In model-free settings for discounted MDPs, recent work (Ji et al., 2023) achieves the minimax $\widetilde{O}(\sqrt{S A T}/(1-\gamma)^{3/2})$ regret with short burn-in via variance reduction and slow-yet-adaptive policy switching.

For problems with additional structure:

Threshold-structured MDPs can be converted to bandit problems over a small policy class ("arms") (Prabuchandran et al., 2016), achieving logarithmic regret and drastically reduced computational burden compared to generic UCRL/PSRL.
In cooperative bandits, fully distributed algorithms with constant communication and optimal group and individual regret (DoE-bandit (Yang et al., 2023)) have been developed.

Regret-optimal control frameworks also extend to robust estimation and filtering by bounding pathlength regret—not just in bandits but in adaptive Kalman filtering for non-stationary time series (Goel et al., 2021).

4. Variance Reduction and Function Approximation in Regret-Optimal RL

Variance-weighted algorithms, such as VOQL (Agarwal et al., 2022), and Q-EarlySettled-LowCost (Zhang et al., 5 Jun 2025), exploit completeness and eluder dimension or use batched policy updates and careful concentration to achieve finite-sample minimax regret in model-free RL settings and function approximation:

For linear function classes with eluder dimension $d$ , VOQL achieves $O(d\sqrt{H T} + d^6 H^5)$ regret over $T$ episodes, which matches known lower bounds.
Burn-in and switching/communication cost is also minimized in recent Q-learning approaches—see Q-EarlySettled-LowCost, which achieves linear-in-state-action burn-in cost and logarithmic policy switching (Zhang et al., 5 Jun 2025).

These methods exploit sophisticated bonus and confidence mechanisms, variance-aware regression, and careful control of policy switching events to succeed where classic approaches incur large constants or suboptimal exponents.

5. Black-Box and Predict-Then-Optimize Regret-Optimal Methods

In black-box supervised predict-then-optimize paradigms (Tan et al., 12 Jun 2024), where the goal is to pick the decision maximizing a learned reward function (often under observational or bandit feedback constraints), standard mean-squared-error training can yield poor regret. A key innovation is the Empirical Soft Regret (ESR) loss: $L_{ESR,k}(\theta) = \frac{1}{n} \sum_{i=1}^n \frac{|y_i - y_{n(i)}|}{1 + \exp(k \cdot sgn(y_i - y_{n(i)}) \cdot (\hat{f}_\theta(x_i,w_i) - \hat{f}_\theta(x_{n(i)}, w_{n(i)})))}$ where $n(i)$ is a nearest-neighbor index, and $k$ is a temperature parameter. For neural models trained under ESR, asymptotically optimal regret is achieved under mild regularity conditions.

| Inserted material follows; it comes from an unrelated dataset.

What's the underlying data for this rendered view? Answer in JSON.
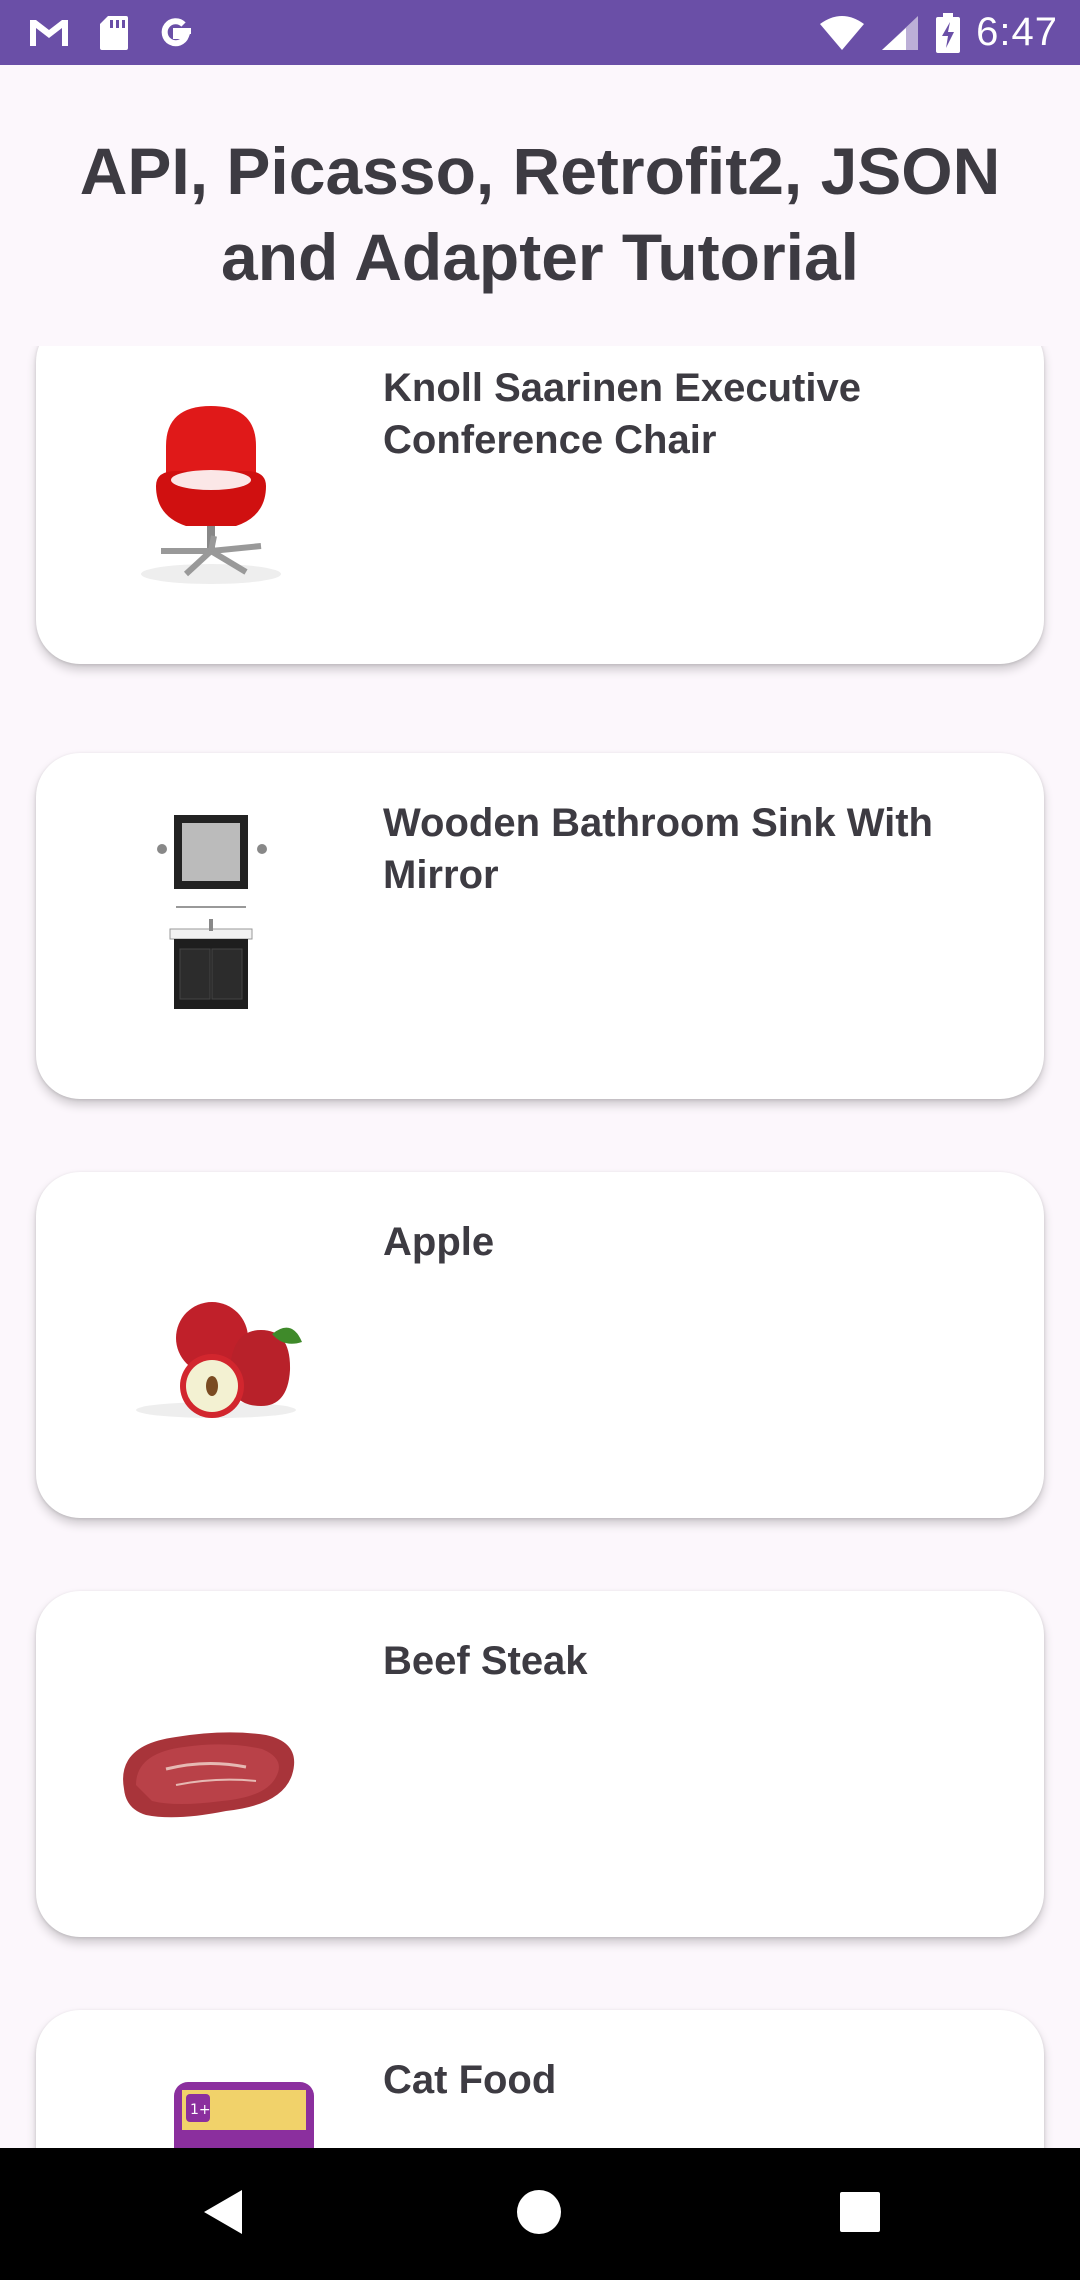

Empirically, ESR outperforms standard direct-method and causal-inference methods on challenging benchmarks in personalized healthcare and news recommendation, yielding substantially lower observed regret and higher realized policy value (Tan et al., 12 Jun 2024).

6. Practical Significance and Future Directions

Regret-optimality provides a unifying metric for sequential learning and decision-making under uncertainty, directly aligning algorithm design with statistical and control-theoretic lower bounds. The field has matured to provide methods that not only match benchmark rates in adversarial or stochastic models, but also exploit domain structure (bandit arm similarity, graph topology, MDP policy class, etc.) for improved sample and computational efficiency.

Open challenges include:

Combined statistical and algorithmic optimality (closing gaps in computational efficiency for large-scale RL and adversarial settings, as in (Liu et al., 2023)).
Extensions to general function-approximation and deep RL regimes.
Instance-aware or adaptive regret measures (e.g., pathlength, queue-length, or planning regret) that may further refine algorithm design and performance.
Robustness to non-stationary or adversarial environments, including federated and distributed protocols.

Continued progress in regret-optimal learning algorithms thus hinges on further exploitation of problem structure, tight integration with statistical complexity measures, and the development of scalable, robust, and adaptive computational methods.